Production Operations Engineer

AI overview

Join a global team at Index Exchange to maintain and optimize enterprise-grade infrastructure, ensuring operational stability and reliability in a dynamic environment.

At Index Exchange, we’re reinventing how digital advertising works—at scale. As a global advertising supply-side platform, we empower the world’s leading media owners and marketers to thrive in a programmatic, privacy-first ecosystem. 

We’re a proud industry pioneer with over 20 years of experience accelerating the ad technology evolution.
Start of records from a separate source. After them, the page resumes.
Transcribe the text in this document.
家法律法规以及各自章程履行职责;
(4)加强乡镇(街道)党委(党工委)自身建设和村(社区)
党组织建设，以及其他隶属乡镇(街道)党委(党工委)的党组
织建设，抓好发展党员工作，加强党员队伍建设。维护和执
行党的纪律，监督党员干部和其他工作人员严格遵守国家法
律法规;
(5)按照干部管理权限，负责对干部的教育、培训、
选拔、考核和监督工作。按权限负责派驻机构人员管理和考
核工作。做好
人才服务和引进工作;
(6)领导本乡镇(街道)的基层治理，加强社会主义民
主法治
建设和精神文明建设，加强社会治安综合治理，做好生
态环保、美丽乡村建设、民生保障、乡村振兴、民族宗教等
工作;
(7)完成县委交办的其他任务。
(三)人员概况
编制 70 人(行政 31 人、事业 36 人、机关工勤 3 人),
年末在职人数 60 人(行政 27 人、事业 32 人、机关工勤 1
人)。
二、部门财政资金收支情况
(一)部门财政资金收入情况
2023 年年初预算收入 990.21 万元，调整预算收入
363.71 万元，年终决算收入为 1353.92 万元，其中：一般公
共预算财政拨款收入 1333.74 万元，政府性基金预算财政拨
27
Our proprietary tech is trusted by some of the world’s largest brands and media owners and plays a crucial role in keeping the internet open, accessible, and largely free. 

We process more than 550 billion real-time auctions every day (in comparison, Google processes 8.5 billion searches per day) with ultra-low latency. Our platform is vertically integrated from servers to networks and runs primarily on our own metal and cloud infrastructure. This end-to-end infrastructure is designed to provide both stability and agility, enabling us to adapt quickly as the market evolves. 

At the core of it all is our engineering-first culture. Our engineers tackle internet-scale problems across tight-knit, global teams. From moving petabytes of data and optimizing with AI to making real-time infrastructure decisions, Indexers have the agency and influence to shape the future of advertising. We move fast, build thoughtfully, and stay grounded in our core values. 

About the Team:

The global Production Operations team is integral to ensuring the operational stability and reliability of our worldwide 24x7 on-premises and cloud environments. As the first line of defense this team has ownership of operations engineering. Collaborating closely with IT, SRE, Network, and Data engineering teams, and key stakeholders across business, product, and software engineering teams. We play a crucial role in maintaining systems health, responding to incidents, and optimizing the performance, efficiency, and stability of complex global systems.  

As a Production Operations Engineer, you'll be at the heart of maintaining and improving our global infrastructure. You'll work with a passionate team of engineers who take pride in building reliable, scalable systems that power our business. This role offers an exciting opportunity to work with enterprise-grade data center infrastructure while developing your skills in automation and system optimization. 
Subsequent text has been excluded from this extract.